Ceux qui fréquentent les Lectures publiques, rue de l’Industrie, ont eu la chance de voir naître La Nuit épousée. C’est en effet à la Galerie, 13 rue de l’Industrie aux Grottes, à Genève (voir www.leslecturespubliques.ch) qu’ont retenti l’un après l’autre les textes qui composent ce recueil.
Dans ce lieu animé, les auteurs lisent leurs œuvres originales tous les mercredis à 19h00. Les curieux auraient tort de se priver d’y passer. On y fait de belles découvertes, et je connais des auteurs (François Beuchat par exemple), qui y ont trouvé un éditeur.
Bref, j’avais entendu la plupart des textes de Dominique Wohlschlag. C’est un plaisir de les voir aujourd’hui édités. D’autant plus que, s’ils ont été faits d’abord pour être écoutés, la publication en permet une autre approche.
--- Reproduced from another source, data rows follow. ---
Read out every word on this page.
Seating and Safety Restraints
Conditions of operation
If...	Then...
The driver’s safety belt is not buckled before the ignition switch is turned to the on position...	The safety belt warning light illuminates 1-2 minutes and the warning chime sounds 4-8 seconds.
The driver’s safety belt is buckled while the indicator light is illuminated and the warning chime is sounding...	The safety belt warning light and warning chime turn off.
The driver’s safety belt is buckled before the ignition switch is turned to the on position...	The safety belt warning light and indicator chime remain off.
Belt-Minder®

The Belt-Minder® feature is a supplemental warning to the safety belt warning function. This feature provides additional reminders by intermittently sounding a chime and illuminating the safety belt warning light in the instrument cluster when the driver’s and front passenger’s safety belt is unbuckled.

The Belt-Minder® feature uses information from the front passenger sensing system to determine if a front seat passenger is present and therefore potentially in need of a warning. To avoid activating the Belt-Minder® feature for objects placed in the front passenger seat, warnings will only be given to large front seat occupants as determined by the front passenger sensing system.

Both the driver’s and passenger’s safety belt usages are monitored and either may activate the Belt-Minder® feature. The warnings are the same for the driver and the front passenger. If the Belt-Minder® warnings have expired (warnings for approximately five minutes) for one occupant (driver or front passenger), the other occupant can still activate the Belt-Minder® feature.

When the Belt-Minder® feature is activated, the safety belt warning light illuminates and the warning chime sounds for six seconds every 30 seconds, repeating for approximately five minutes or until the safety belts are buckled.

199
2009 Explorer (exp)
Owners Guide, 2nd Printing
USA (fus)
La clarté du style et la tension des histoires y jouent sur un arrière-fond parfois labyrinthique et délicieusement vertigineux que la lecture permet d’approfondir. Un exemple. Le premier texte présente un poème de Mallarmé proposé à ses élèves par un vieux professeur:
A trop d’une aile éphémère
Narguer l’effroyable orgueil
De l’aveugle victimaire
Choir, choir en l’amer cercueil...
Or on apprend ensuite que ce texte serait d’un élève de Mallarmé, Théodore Saint-Flour, qui aurait influencé son maître. Puis, à la suite d’une explication virtuose qui en décortique le style, les élèves comprennent que c’est encore quelqu’un d’autre qui a écrit le texte, quelqu’un qu’ils connaissent bien.
Ces jeux de miroir borgésiens sont fréquents dans le recueil. La lettre obscène d’un voyeur est en réalité un poème de l’Atharda-Veda. L’adversaire coriace d’un joueur d’échec se révèle être un poète bien connu que ses admirateurs auront reconnu à ses citations. Etc.
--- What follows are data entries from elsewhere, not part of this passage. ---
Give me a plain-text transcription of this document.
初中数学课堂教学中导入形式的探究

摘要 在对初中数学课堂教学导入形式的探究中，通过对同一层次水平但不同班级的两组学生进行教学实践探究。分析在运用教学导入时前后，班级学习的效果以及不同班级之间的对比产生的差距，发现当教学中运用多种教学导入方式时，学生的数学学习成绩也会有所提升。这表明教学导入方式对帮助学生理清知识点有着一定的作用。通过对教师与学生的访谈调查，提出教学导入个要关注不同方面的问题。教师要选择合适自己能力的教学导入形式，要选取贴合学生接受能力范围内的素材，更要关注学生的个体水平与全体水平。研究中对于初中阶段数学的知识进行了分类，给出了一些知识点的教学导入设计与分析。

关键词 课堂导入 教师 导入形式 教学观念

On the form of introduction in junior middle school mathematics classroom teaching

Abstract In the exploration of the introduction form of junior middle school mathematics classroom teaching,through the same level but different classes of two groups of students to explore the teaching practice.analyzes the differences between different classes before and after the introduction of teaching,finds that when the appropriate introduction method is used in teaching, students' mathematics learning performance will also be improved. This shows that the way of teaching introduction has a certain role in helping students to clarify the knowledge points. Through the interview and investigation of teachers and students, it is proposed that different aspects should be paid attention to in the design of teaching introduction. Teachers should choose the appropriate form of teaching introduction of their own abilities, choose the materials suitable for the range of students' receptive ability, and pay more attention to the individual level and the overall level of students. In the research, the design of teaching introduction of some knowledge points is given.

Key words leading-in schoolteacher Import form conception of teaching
Ces dispositifs ne sont pas gratuits. Les nouvelles de Dominique Wohlschlag ont une unité intrinsèque: elles interrogent toutes l’alchimie littéraire. Agencées entre elles, couronnées par un texte final qui en fait la synthèse, elles tournent autour de la création et de ses mystères.
On peut citer là-dessus la postface qui dit cela mieux que nous ne saurions le faire: « La figure récurrente de l’interprète, du traducteur, de l’exégète, du philologue voire du pasticheur ou du policier, est celle de l’alchimiste dans son travail sur la materia prima, substance infiniment précieuse et pourtant partout présente, chérie de l’Artiste, méprisée du vulgaire et qui pour l’écrivain n’est autre que la langue. »
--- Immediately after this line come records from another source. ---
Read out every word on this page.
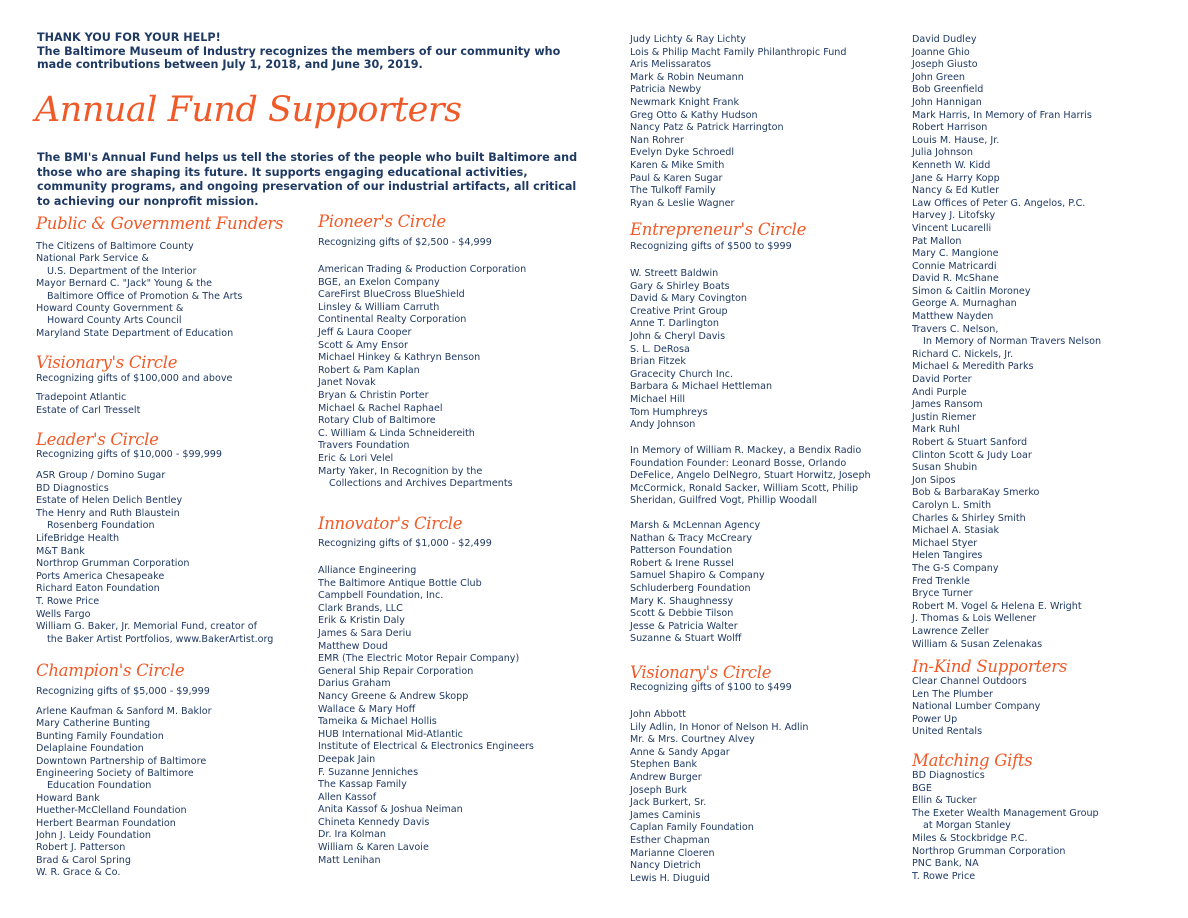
THANK YOU FOR YOUR HELP!

The Baltimore Museum of Industry recognizes the members of our community who made contributions between July 1, 2018, and June 30, 2019.

Annual Fund Supporters
The BMI's Annual Fund helps us tell the stories of the people who built Baltimore and those who are shaping its future. It supports engaging educational activities, community programs, and ongoing preservation of our industrial artifacts, all critical to achieving our nonprofit mission.
Public & Government Funders
The Citizens of Baltimore County
National Park Service &
U.S. Department of the Interior
Mayor Bernard C. "Jack" Young & the
Baltimore Office of Promotion & The Arts
Howard County Government &
Howard County Arts Council
Maryland State Department of Education
Visionary's Circle
Recognizing gifts of $100,000 and above
Tradepoint Atlantic
Estate of Carl Tresselt
Leader's Circle
Recognizing gifts of $10,000 - $99,999
ASR Group / Domino Sugar
BD Diagnostics
Estate of Helen Delich Bentley
The Henry and Ruth Blaustein
Rosenberg Foundation
LifeBridge Health
M&T Bank
Northrop Grumman Corporation
Ports America Chesapeake
Richard Eaton Foundation
T. Rowe Price
Wells Fargo
William G. Baker, Jr. Memorial Fund, creator of
the Baker Artist Portfolios, www.BakerArtist.org
Champion's Circle
Recognizing gifts of $5,000 - $9,999
Arlene Kaufman & Sanford M. Baklor
Mary Catherine Bunting
Bunting Family Foundation
Delaplaine Foundation
Downtown Partnership of Baltimore
Engineering Society of Baltimore
Education Foundation
Howard Bank
Huether-McClelland Foundation
Herbert Bearman Foundation
John J. Leidy Foundation
Robert J. Patterson
Brad & Carol Spring
W. R. Grace & Co.
Pioneer's Circle
Recognizing gifts of $2,500 - $4,999
American Trading & Production Corporation
BGE, an Exelon Company
CareFirst BlueCross BlueShield
Linsley & William Carruth
Continental Realty Corporation
Jeff & Laura Cooper
Scott & Amy Ensor
Michael Hinkey & Kathryn Benson
Robert & Pam Kaplan
Janet Novak
Bryan & Christin Porter
Michael & Rachel Raphael
Rotary Club of Baltimore
C. William & Linda Schneidereith
Travers Foundation
Eric & Lori Velel
Marty Yaker, In Recognition by the
Collections and Archives Departments
Innovator's Circle
Recognizing gifts of $1,000 - $2,499
Alliance Engineering
The Baltimore Antique Bottle Club
Campbell Foundation, Inc.
Clark Brands, LLC
Erik & Kristin Daly
James & Sara Deriu
Matthew Doud
EMR (The Electric Motor Repair Company)
General Ship Repair Corporation
Darius Graham
Nancy Greene & Andrew Skopp
Wallace & Mary Hoff
Tameika & Michael Hollis
HUB International Mid-Atlantic
Institute of Electrical & Electronics Engineers
Deepak Jain
F. Suzanne Jenniches
The Kassap Family
Allen Kassof
Anita Kassof & Joshua Neiman
Chineta Kennedy Davis
Dr. Ira Kolman
William & Karen Lavoie
Matt Lenihan
Judy Lichty & Ray Lichty
Lois & Philip Macht Family Philanthropic Fund
Aris Melissaratos
Mark & Robin Neumann
Patricia Newby
Newmark Knight Frank
Greg Otto & Kathy Hudson
Nancy Patz & Patrick Harrington
Nan Rohrer
Evelyn Dyke Schroedl
Karen & Mike Smith
Paul & Karen Sugar
The Tulkoff Family
Ryan & Leslie Wagner
Entrepreneur's Circle
Recognizing gifts of $500 to $999
W. Streett Baldwin
Gary & Shirley Boats
David & Mary Covington
Creative Print Group
Anne T. Darlington
John & Cheryl Davis
S. L. DeRosa
Brian Fitzek
Gracecity Church Inc.
Barbara & Michael Hettleman
Michael Hill
Tom Humphreys
Andy Johnson
In Memory of William R. Mackey, a Bendix Radio Foundation Founder: Leonard Bosse, Orlando DeFelice, Angelo DelNegro, Stuart Horwitz, Joseph McCormick, Ronald Sacker, William Scott, Philip Sheridan, Guilfred Vogt, Phillip Woodall
Marsh & McLennan Agency
Nathan & Tracy McCreary
Patterson Foundation
Robert & Irene Russel
Samuel Shapiro & Company
Schluderberg Foundation
Mary K. Shaughnessy
Scott & Debbie Tilson
Jesse & Patricia Walter
Suzanne & Stuart Wolff
Visionary's Circle
Recognizing gifts of $100 to $499
John Abbott
Lily Adlin, In Honor of Nelson H. Adlin
Mr. & Mrs. Courtney Alvey
Anne & Sandy Apgar
Stephen Bank
Andrew Burger
Joseph Burk
Jack Burkert, Sr.
James Caminis
Caplan Family Foundation
Esther Chapman
Marianne Cloeren
Nancy Dietrich
Lewis H. Diuguid
David Dudley
Joanne Ghio
Joseph Giusto
John Green
Bob Greenfield
John Hannigan
Mark Harris, In Memory of Fran Harris
Robert Harrison
Louis M. Hause, Jr.
Julia Johnson
Kenneth W. Kidd
Jane & Harry Kopp
Nancy & Ed Kutler
Law Offices of Peter G. Angelos, P.C.
Harvey J. Litofsky
Vincent Lucarelli
Pat Mallon
Mary C. Mangione
Connie Matricardi
David R. McShane
Simon & Caitlin Moroney
George A. Murnaghan
Matthew Nayden
Travers C. Nelson,
In Memory of Norman Travers Nelson
Richard C. Nickels, Jr.
Michael & Meredith Parks
David Porter
Andi Purple
James Ransom
Justin Riemer
Mark Ruhl
Robert & Stuart Sanford
Clinton Scott & Judy Loar
Susan Shubin
Jon Sipos
Bob & BarbaraKay Smerko
Carolyn L. Smith
Charles & Shirley Smith
Michael A. Stasiak
Michael Styer
Helen Tangires
The G-S Company
Fred Trenkle
Bryce Turner
Robert M. Vogel & Helena E. Wright
J. Thomas & Lois Wellener
Lawrence Zeller
William & Susan Zelenakas
In-Kind Supporters
Clear Channel Outdoors
Len The Plumber
National Lumber Company
Power Up
United Rentals
Matching Gifts
BD Diagnostics
BGE
Ellin & Tucker
The Exeter Wealth Management Group
at Morgan Stanley
Miles & Stockbridge P.C.
Northrop Grumman Corporation
PNC Bank, NA
T. Rowe Price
Mais nulle monotonie là-dedans: on est séduit par la variété des personnages, des temps, des lieux et des cultures, par la vivacité des histoires, la relecture des symboles et l’érudition des thèmes (le mythe de la Genèse, La Divine comédie, le poète Horace, les liens entre l’écriture de l’Ile de Pâques et celle de l’antique civilisation de Mohenjo-Daro, etc.).
Avec La Nuit épousée, Dominique Wohlschlag, traducteur du sanscrit, professeur de latin, collaborateur du Musée d’ethnologie, féru de littérature ésotérique, plus particulièrement alchimiste, et de plus antiquaire (on peut le trouver régulièrement sur son stand du marché aux puces de Plainpalais), rajoute donc une corde à son arc. Un arc apollonien.